Unfortunately, for Keil and Robey (1999) to state that the management should impose strict penalties to failures, they have missed the point regarding escalation commitment. Since escalation commitment is a psychological phenomenon compounded with dilemmas, self-justification and confirmation bias, chances are that it is the organizations management as decision making authority that is most likely to develop escalation commitment. Hence, it will be imprudent to impose tougher penalties on junior employees who fail their projects (Kelly & Milkman, 2013, p5). Besides, among all the factors mentioned, in my opinion, it is the lack of clear goals and regular evaluation of projects that is more likely to perpetuate escalation commitment. Such situation has crippled the university management into paying a license for BlackBoard software and incurs more management cost by employing individuals to manage it despite of better choices at its disposal. However, it should be noted that the institutions insistence on having employees manage the system is because it wants to manage any escalating issues. However, by choosing the wrong option, the decision can be regarded as irrational and is bound to attract and perpetuate escalation commitment until the project fails completely (Keil & Robey 1999).

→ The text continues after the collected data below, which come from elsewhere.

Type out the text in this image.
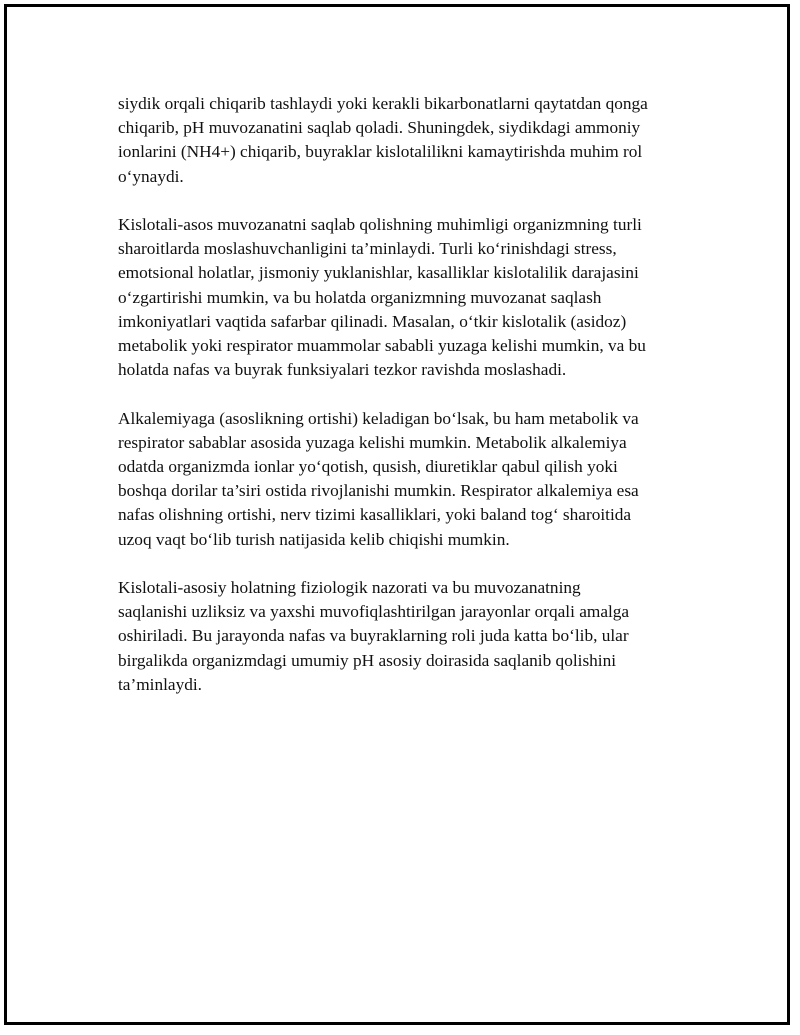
siydik orqali chiqarib tashlaydi yoki kerakli bikarbonatlarni qaytatdan qonga
chiqarib, pH muvozanatini saqlab qoladi. Shuningdek, siydikdagi ammoniy
ionlarini (NH4+) chiqarib, buyraklar kislotalilikni kamaytirishda muhim rol
o‘ynaydi.

Kislotali-asos muvozanatni saqlab qolishning muhimligi organizmning turli
sharoitlarda moslashuvchanligini ta’minlaydi. Turli ko‘rinishdagi stress,
emotsional holatlar, jismoniy yuklanishlar, kasalliklar kislotalilik darajasini
o‘zgartirishi mumkin, va bu holatda organizmning muvozanat saqlash
imkoniyatlari vaqtida safarbar qilinadi. Masalan, o‘tkir kislotalik (asidoz)
metabolik yoki respirator muammolar sababli yuzaga kelishi mumkin, va bu
holatda nafas va buyrak funksiyalari tezkor ravishda moslashadi.

Alkalemiyaga (asoslikning ortishi) keladigan bo‘lsak, bu ham metabolik va
respirator sabablar asosida yuzaga kelishi mumkin. Metabolik alkalemiya
odatda organizmda ionlar yo‘qotish, qusish, diuretiklar qabul qilish yoki
boshqa dorilar ta’siri ostida rivojlanishi mumkin. Respirator alkalemiya esa
nafas olishning ortishi, nerv tizimi kasalliklari, yoki baland tog‘ sharoitida
uzoq vaqt bo‘lib turish natijasida kelib chiqishi mumkin.

Kislotali-asosiy holatning fiziologik nazorati va bu muvozanatning
saqlanishi uzliksiz va yaxshi muvofiqlashtirilgan jarayonlar orqali amalga
oshiriladi. Bu jarayonda nafas va buyraklarning roli juda katta bo‘lib, ular
birgalikda organizmdagi umumiy pH asosiy doirasida saqlanib qolishini
ta’minlaydi.
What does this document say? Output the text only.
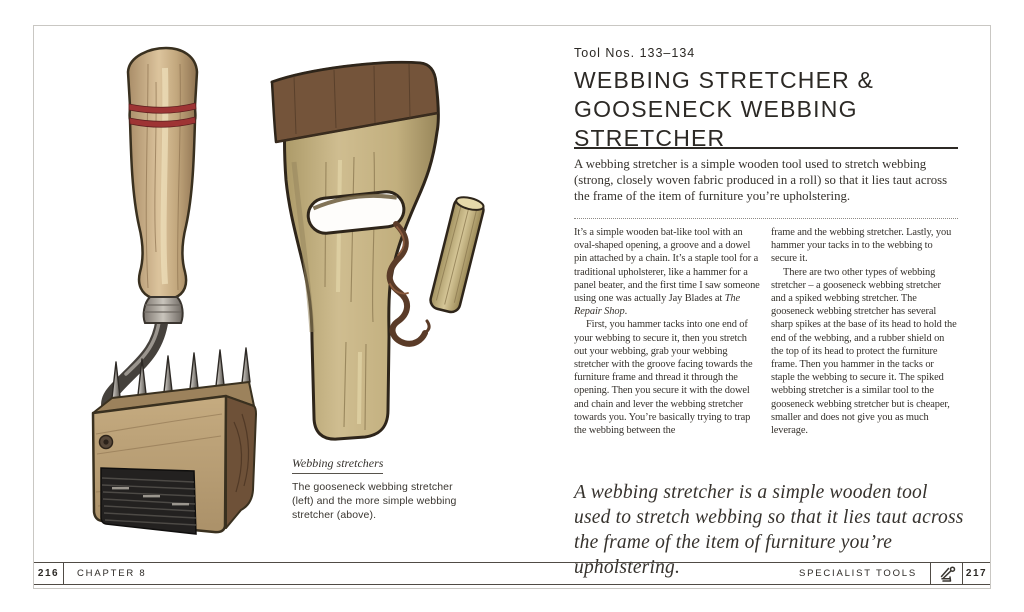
Webbing stretchers
The gooseneck webbing stretcher (left) and the more simple webbing stretcher (above).
Tool Nos. 133–134
WEBBING STRETCHER &
GOOSENECK WEBBING STRETCHER
A webbing stretcher is a simple wooden tool used to stretch webbing (strong, closely woven fabric produced in a roll) so that it lies taut across the frame of the item of furniture you’re upholstering.

It’s a simple wooden bat-like tool with an oval-shaped opening, a groove and a dowel pin attached by a chain. It’s a staple tool for a traditional upholsterer, like a hammer for a panel beater, and the first time I saw someone using one was actually Jay Blades at The Repair Shop.

First, you hammer tacks into one end of your webbing to secure it, then you stretch out your webbing, grab your webbing stretcher with the groove facing towards the furniture frame and thread it through the opening. Then you secure it with the dowel and chain and lever the webbing stretcher towards you. You’re basically trying to trap the webbing between the

frame and the webbing stretcher. Lastly, you hammer your tacks in to the webbing to secure it.

There are two other types of webbing stretcher – a gooseneck webbing stretcher and a spiked webbing stretcher. The gooseneck webbing stretcher has several sharp spikes at the base of its head to hold the end of the webbing, and a rubber shield on the top of its head to protect the furniture frame. Then you hammer in the tacks or staple the webbing to secure it. The spiked webbing stretcher is a similar tool to the gooseneck webbing stretcher but is cheaper, smaller and does not give you as much leverage.

A webbing stretcher is a simple wooden tool used to stretch webbing so that it lies taut across the frame of the item of furniture you’re upholstering.
216	CHAPTER 8	SPECIALIST TOOLS	217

Hence, the institution has fallen into escalation commitment where it persistently thinks that managing the system through its personnel is more effective than to give the BlackBoad service providers compete authority over the service. Unfortunately, it is a matter of time before users reject the service due to too much escalation that may be directed towards them by the service provider. Also, it is prudent to conclude that the management is doing nothing to reduce negative outcomes associated with the type of service and management style (Keil & Robey 1999, p15). It is an indication that the institution is tolerant to failure. As stated in the article, it easy to pre-empt that the organization will likely blame the failure of the system to the changing operating environment instead of viewing the changing user environment as the cause for a likely failure of the service. Learning Institution is an emblem of a community thus the management should ensure that there is personification of the service that students and any other stake holder is subjected to.

Though de-escalation effort can be triggered from the top, it is also important to note that such process can begin from bottom to top. That is, the managers should report their assessments from the users feedback. Apparently, it is impossible to expect suggestions that may jeopardies the business from the Black Board provides. That is, Black Board will unlikely suggest to the institution to abandon its service for another one. Just like Blackboard, the institution is focusing on the outcome of its projects instead of the escalation issues involved. Also, instead of embracing the user environment as the consequence for the project failure in the near future, it is predictable that the institution will likely perceive this as the cause of its failures (Wong & Kwong, 2007, p57). Moreover, it should be noted that the institution has developed wrong de-escalation process by allowing escalation issues to be directed to the service provider instead of the management. By detaching the management from the issues, I think escalation commitment by the institution is likely to be prominent (Keil & Robey, 1999 p, 15). Another major factor that influences the institution is as stated in the article is the expensive process of switching from one service provider to another.


Keil, K. & Robey, D. (1999). Turning around troubled software projects: An exploratory study of the deescalation of commitment to failing courses of action. Journal of Management Information Systems 15(4). pp. 63-87.

Kelly, T. F., & Milkman, K. L. (2013). Escalation of commitment.Encyclopedia of Management Theory. Thousand Oaks, CA: Sage Publications, Inc.

Wong, K. F. E., & Kwong, J. Y. (2007). The role of anticipated regret in escalation of commitment. Journal of Applied Psychology, 92(2), 545.